Brasil, sorridente e explosivo?
O Brasil é famoso pela felicidade e também por produzir bombas que se espalham como banana
Para os estrangeiros, os brasileiros contaminam o mundo com felicidade. Mas o país exporta também outro produto: bombas que se espalham como um cacho de banana e vitaminam as guerra pelo mundo
Leio nos jornais que durante a Primeira Guerra Mundial, aquela de 1914 a 1918, apenas 5% das baixas eram de civis. Hoje em dia, nos conflitos que se espalham pelo mundo, a porcentagem de não combatentes que morrem por causa deles aumentou para 75%. Ou seja, se me permitem o sofisma, da maneira que a coisa está é muito mais fácil e seguro ser soldado, e praticar o esporte do “olho por olho, dente por dente”, do que ser civil. Vestir uma farda é a garantia de estar, pelo menos, três vezes mais seguro do que o garoto da esquina que não tem nada a ver com isso e espera a guerra acabar para poder voltar à escola.
Uma das sortes, boas, do Brasil é a de não ter guerras. Oficiais, quero dizer. Declaradas. Mas, enfim, o ponto não é esse. É que leio no jornal, também, um artigo do El País, assinado pelo seu correspondente Juan Arias, com o título “O que explica Rio-2016? A vocação inata do Brasil para a felicidade”. Nele se chega à conclusão de que uma das razões de os Jogos Olímpicos acontecerem no Rio de Janeiro é a alegria do povo brasileiro.
Somos alegres. Ponto. Somos amigáveis, somos felizes. E, como éramos bons selvagens (isso sou eu que o digo, pensando em Rousseau) e como continuamos navegando, mesmo no meio das marolas mundiais, somos agora ótimos cidadãos. Da paz. Cordiais. Sorridentes.
Nem todos os países têm condições de emanar esse estado de espírito, essa euforia. Leio no jornal, por exemplo, que o Laos acabou de ser assolado por um tufão. Os tufões são bastante frequentes nesta época do ano naquela região. Acontece que o último deles, o Ketsana, alem dos danos costumeiros, teve um efeito perverso. As enxurradas causadas pelas fortes chuvas alteraram drasticamente a topografia e fizeram com que milhões de bombas mudassem de lugar e ficassem expostas.
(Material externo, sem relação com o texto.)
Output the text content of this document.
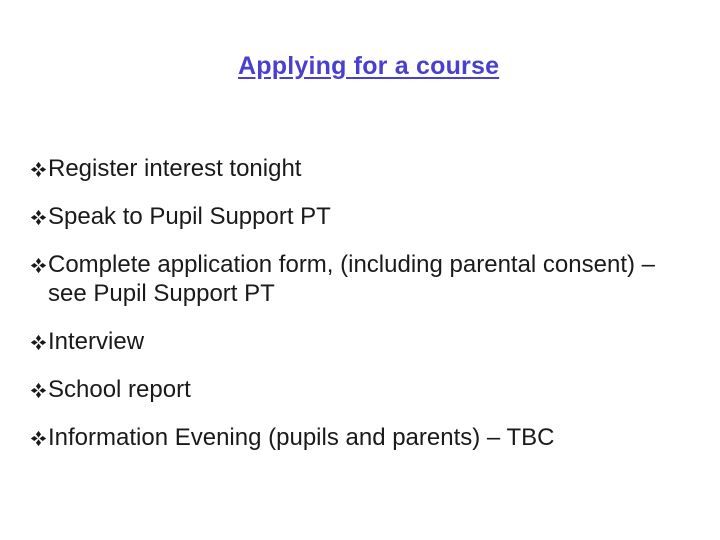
Applying for a course
Register interest tonight
Speak to Pupil Support PT
Complete application form, (including parental consent) – see Pupil Support PT
Interview
School report
Information Evening (pupils and parents) – TBC
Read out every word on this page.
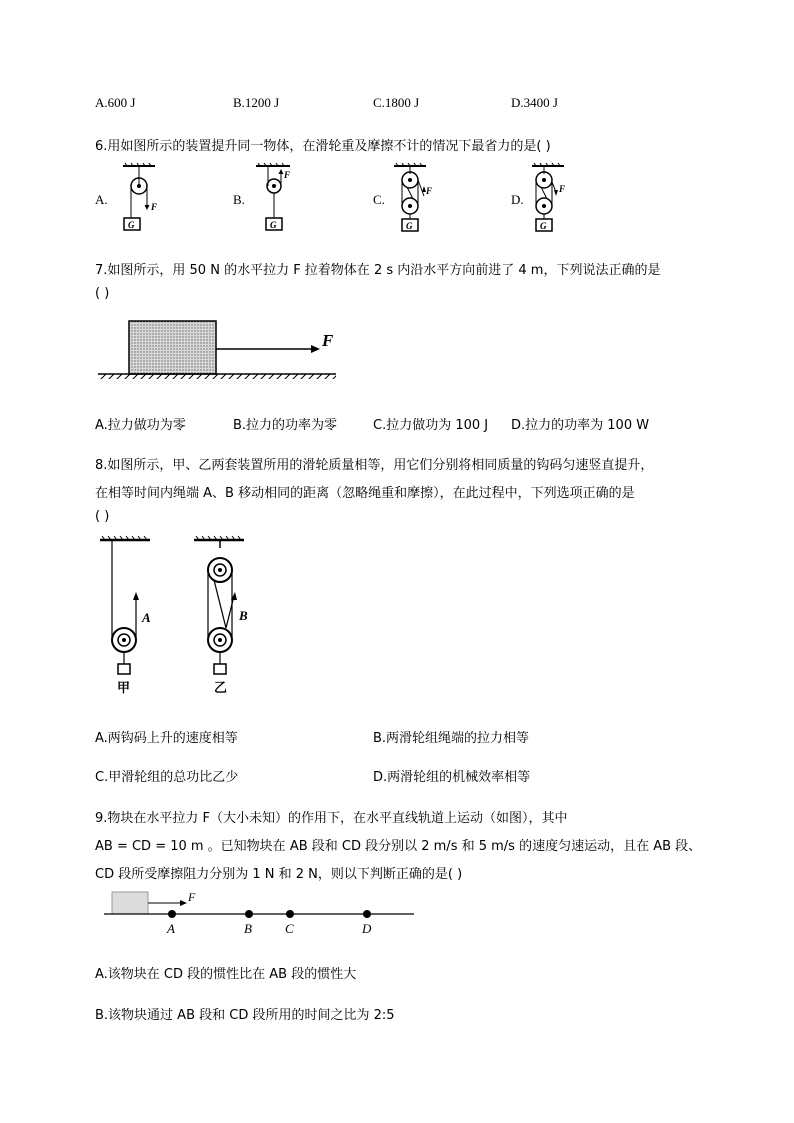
A.600 J	B.1200 J	C.1800 J	D.3400 J
6.用如图所示的装置提升同一物体，在滑轮重及摩擦不计的情况下最省力的是( )
A.	B.	C.	D.
F
G
F
G
F
G
F
G
7.如图所示，用 50 N 的水平拉力 F 拉着物体在 2 s 内沿水平方向前进了 4 m，下列说法正确的是
( )
F
A.拉力做功为零	B.拉力的功率为零	C.拉力做功为 100 J D.拉力的功率为 100 W
8.如图所示，甲、乙两套装置所用的滑轮质量相等，用它们分别将相同质量的钩码匀速竖直提升，
在相等时间内绳端 A、B 移动相同的距离（忽略绳重和摩擦），在此过程中，下列选项正确的是
( )
A
甲
B
乙
A.两钩码上升的速度相等	B.两滑轮组绳端的拉力相等
C.甲滑轮组的总功比乙少	D.两滑轮组的机械效率相等
9.物块在水平拉力 F（大小未知）的作用下，在水平直线轨道上运动（如图），其中
AB = CD = 10 m 。已知物块在 AB 段和 CD 段分别以 2 m/s 和 5 m/s 的速度匀速运动，且在 AB 段、
CD 段所受摩擦阻力分别为 1 N 和 2 N，则以下判断正确的是( )
F
A	B	C	D
A.该物块在 CD 段的惯性比在 AB 段的惯性大
B.该物块通过 AB 段和 CD 段所用的时间之比为 2:5
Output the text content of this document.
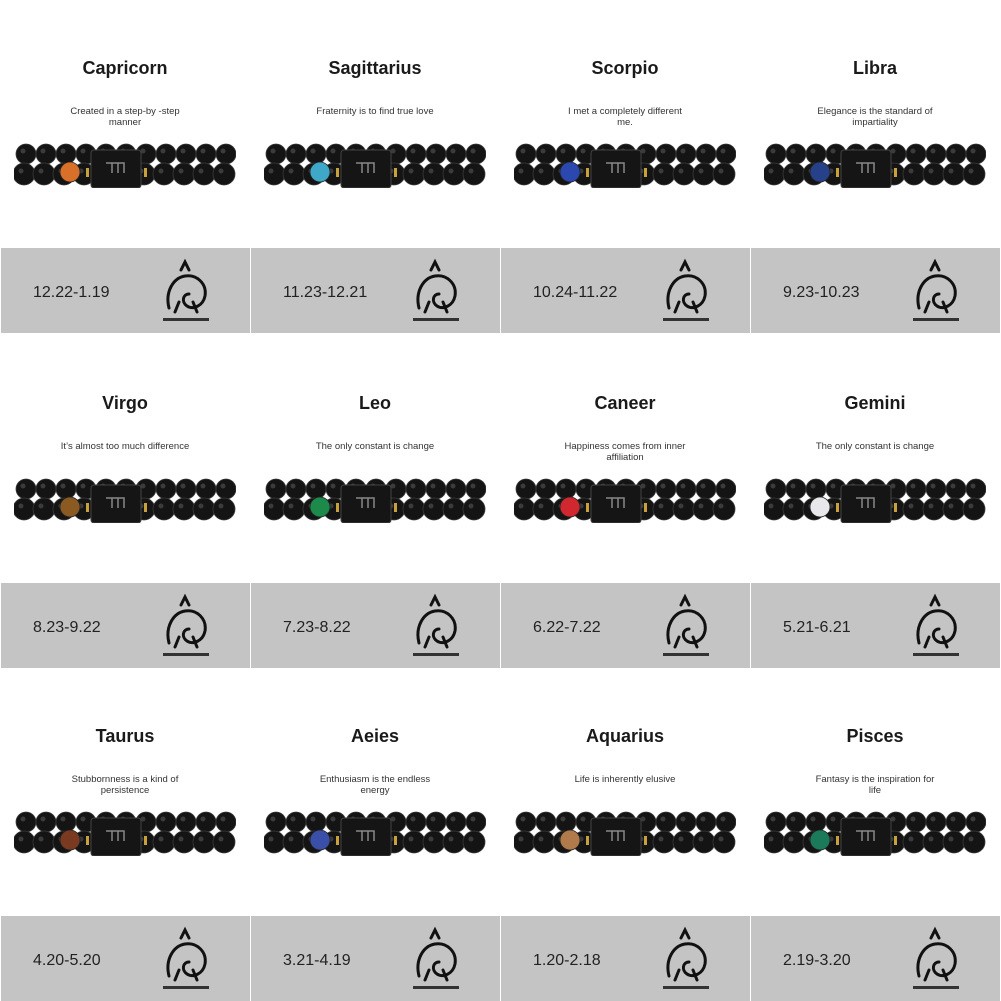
Capricorn
Created in a step-by -step manner
12.22-1.19
Sagittarius
Fraternity is to find true love
11.23-12.21
Scorpio
I met a completely different me.
10.24-11.22
Libra
Elegance is the standard of impartiality
9.23-10.23
Virgo
It’s almost too much difference
8.23-9.22
Leo
The only constant is change
7.23-8.22
Caneer
Happiness comes from inner affiliation
6.22-7.22
Gemini
The only constant is change
5.21-6.21
Taurus
Stubbornness is a kind of persistence
4.20-5.20
Aeies
Enthusiasm is the endless energy
3.21-4.19
Aquarius
Life is inherently elusive
1.20-2.18
Pisces
Fantasy is the inspiration for life
2.19-3.20
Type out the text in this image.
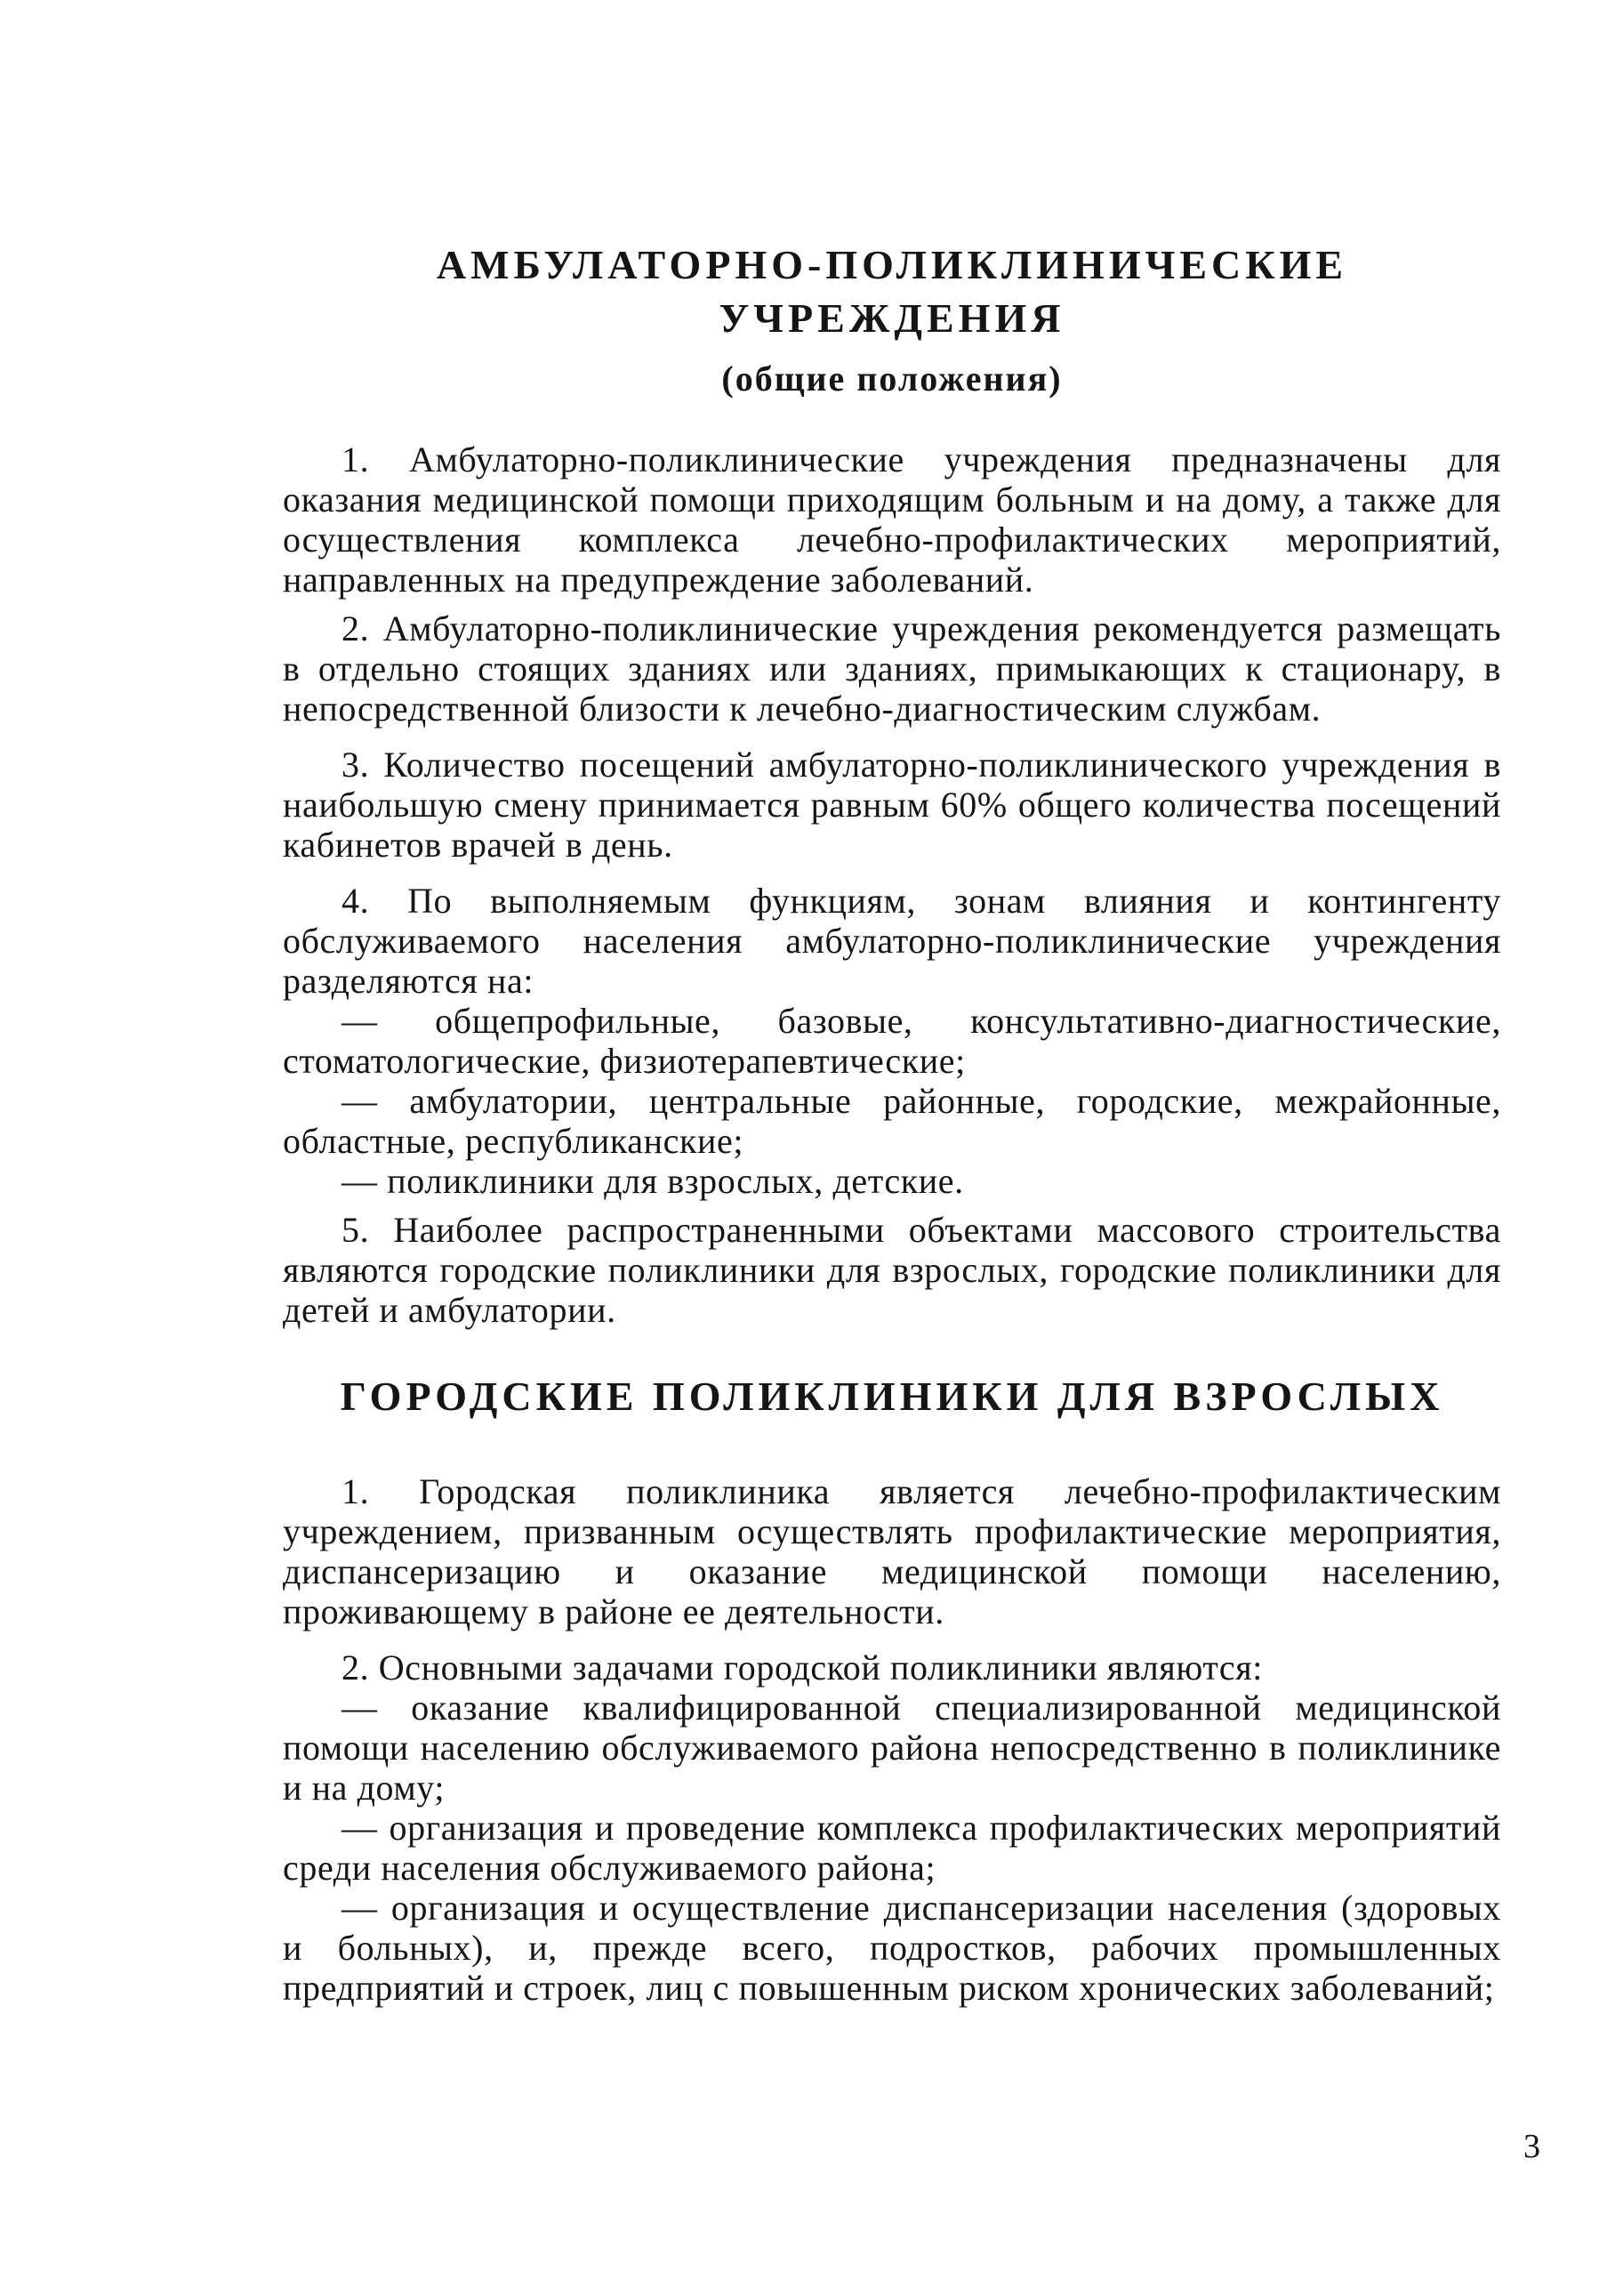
АМБУЛАТОРНО-ПОЛИКЛИНИЧЕСКИЕ УЧРЕЖДЕНИЯ
(общие положения)

1. Амбулаторно-поликлинические учреждения предназначены для оказания медицинской помощи приходящим больным и на дому, а также для осуществления комплекса лечебно-профилактических мероприятий, направленных на предупреждение заболеваний.

2. Амбулаторно-поликлинические учреждения рекомендуется размещать в отдельно стоящих зданиях или зданиях, примыкающих к стационару, в непосредственной близости к лечебно-диагностическим службам.

3. Количество посещений амбулаторно-поликлинического учреждения в наибольшую смену принимается равным 60% общего количества посещений кабинетов врачей в день.

4. По выполняемым функциям, зонам влияния и контингенту обслуживаемого населения амбулаторно-поликлинические учреждения разделяются на:

— общепрофильные, базовые, консультативно-диагностические, стоматологические, физиотерапевтические;

— амбулатории, центральные районные, городские, межрайонные, областные, республиканские;

— поликлиники для взрослых, детские.

5. Наиболее распространенными объектами массового строительства являются городские поликлиники для взрослых, городские поликлиники для детей и амбулатории.

ГОРОДСКИЕ ПОЛИКЛИНИКИ ДЛЯ ВЗРОСЛЫХ

1. Городская поликлиника является лечебно-профилактическим учреждением, призванным осуществлять профилактические мероприятия, диспансеризацию и оказание медицинской помощи населению, проживающему в районе ее деятельности.

2. Основными задачами городской поликлиники являются:

— оказание квалифицированной специализированной медицинской помощи населению обслуживаемого района непосредственно в поликлинике и на дому;

— организация и проведение комплекса профилактических мероприятий среди населения обслуживаемого района;

— организация и осуществление диспансеризации населения (здоровых и больных), и, прежде всего, подростков, рабочих промышленных предприятий и строек, лиц с повышенным риском хронических заболеваний;

3
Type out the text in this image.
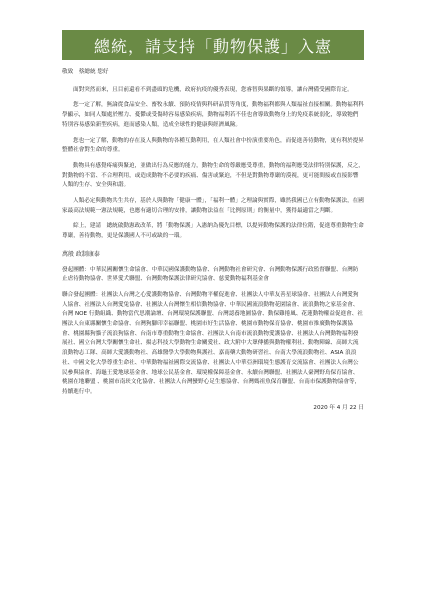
總統，請支持「動物保護」入憲

敬致　蔡總統 您好

面對突然而來，且目前還看不到盡頭的危機，政府抗疫的優秀表現，您睿智與果斷的領導，讓台灣備受國際肯定。

您一定了解，無論從食品安全、畜牧永續、預防疫情與科研品質等角度，動物福利都與人類福祉直接相關。動物福利科學顯示，如同人類處於壓力、憂鬱或受傷時容易感染疾病，動物福利若不佳也會導致動物身上的免疫系統弱化，導致牠們特別容易感染新型疾病，進而感染人類，造成全球性的健康與經濟風險。

您也一定了解，動物的存在及人與動物的各種互動利用，在人類社會中扮演重要角色，而促進善待動物，更有利於提昇整體社會對生命的尊重。

動物具有感覺疼痛與緊迫，並做出行為反應的能力，動物生命的尊嚴應受尊重，動物的福利應受法律特別保護，反之，對動物的不當、不合理利用，或造成動物不必要的疾痛、傷害或緊迫，不但是對動物尊嚴的漠視，更可能間接或直接影響人類的生存、安全與和諧。

人類必定與動物共生共存，基於人與動物「健康一體」，「福利一體」之理論與實際，雖然我國已立有動物保護法，在國家最高法規範一憲法規範，也應有適切合理的安排，讓動物法益在「比例原則」的衡量中，獲得最適當之判斷。

綜上，建請　總統啟動憲政改革，將「動物保護」入憲納為優先目標，以提昇動物保護的法律位階，促進尊重動物生命尊嚴，善待動物，更是保護國人不可或缺的一環。

萬般 政制康泰

發起團體：中華民國關懷生命協會、中華民國保護動物協會、台灣動物社會研究會、台灣動物保護行政監督聯盟、台灣防止虐待動物協會、世界愛犬聯盟、台灣動物保護法律研究協會、慈愛動物福利基金會

聯合發起團體：社團法人台灣之心愛護動物協會、台灣動物平權促進會、社團法人中華友善星球協會、社團法人台灣愛狗人協會、社團法人台灣愛兔協會、社團法人台灣懷生相信動物協會、中華民國流浪動物花園協會、流浪動物之家基金會、台灣 NOE 行動組織、動物當代思潮論壇、台灣環境保護聯盟、台灣認養地圖協會、動保雞捲風、花蓮動物權益促進會、社團法人台東縣關懷生命協會、台灣狗腳印幸福聯盟、桃園市好生活協會、桃園市動物保育協會、桃園市推廣動物保護協會、桃園縣狗貓子流浪狗協會、台南市尊重動物生命協會、社團法人台南市流浪動物愛護協會、社團法人台灣動物福利發展社、國立台灣大學關懷生命社、揚志科技大學動物生命關愛社、政大附中大眾傳播與動物權利社、動物陣線、高師大流浪動物志工隊、高師大愛護動物社、高雄醫學大學動物與護社、嘉南藥大動物研習社、台南大學流浪動物社、ASIA 浪浪社、中國文化大學尊重生命社、中華動物福祉國際交流協會、社團法人中華亞洲環境生態護育交流協會、社團法人台灣公民參與協會、海龜王愛地球基金會、地球公民基金會、環境權保障基金會、永續台灣聯盟、社團法人臺灣野鳥保育協會、桃園在地聯盟 、桃園市南崁文化協會、社團法人台灣蠻野心足生態協會、台灣媽祖魚保育聯盟、台南市保護動物協會等，持續進行中。

2020 年 4 月 22 日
O Laos é o perfeito exemplo daquele ditado popular: quando o mar bate na rocha quem se fode é o marisco. Durante a guerra entre os Estados Unidos e o Vietnã, foram despejadas em oito anos sobre o Laos – vizinho do Vietnã que não estava em guerra, mas estava no meio do caminho – “415 mil bombas, carregadas com 270 milhões de submunições explosivas...”, de acordo com o jornal O Estado de S. Paulo. São as famosas bombas de cacho. Funciona assim. A bomba é lançada de um avião e ainda no ar 600 submunições se espalham como se fossem um cacho de bananas. Infernais. A distância em que elas podem chegar a ser espalhadas equivale a quatro campos de futebol. Acontece que nem todas elas explodem ao contato com o chão. Podem ficar lá, esperando que alguém encoste nelas. Mesmo com a passagem do tempo elas não perdem a força maligna. Ficam enterradas, penduradas em algum lugar, até um dia em que alguém sem querer esbarra em uma delas e, surpresa, booooom. Mais uma vítima entra para a estatística dos 75%.
Mergulhadores da felicidade
No Brasil, de acordo com a matéria do Estadão, no mesmo Brasil sorridente e cordial, amado e admirado por todos, estão registradas três empresas privadas que fabricam esse tipo de munição. Existe uma Convenção sobre Munições de Cacho, 98 países já assinaram. O governo brasileiro resiste a ser o país de número 99 da lista porque, segundo o Itamaraty, “tal como está redigida, a convenção beneficia comercialmente países europeus que produzem este tipo de munição”. Diz, também, que “não têm sido registradas operações de munições em cacho produzidas no país...”. No mesmo artigo o jornal publica uma nota do exército explicando que o Brasil exporta a munição, mas “entende que não é conveniente nominar” os países do destino.
De acordo com Juan Arias, o jornalista do El País, os brasileiros “são mergulhadores no mar da felicidade e, como não escondem isso, acabam contagiando os outros”.
Nem sempre. Algumas vezes o contágio pode ser, digamos, explosivo.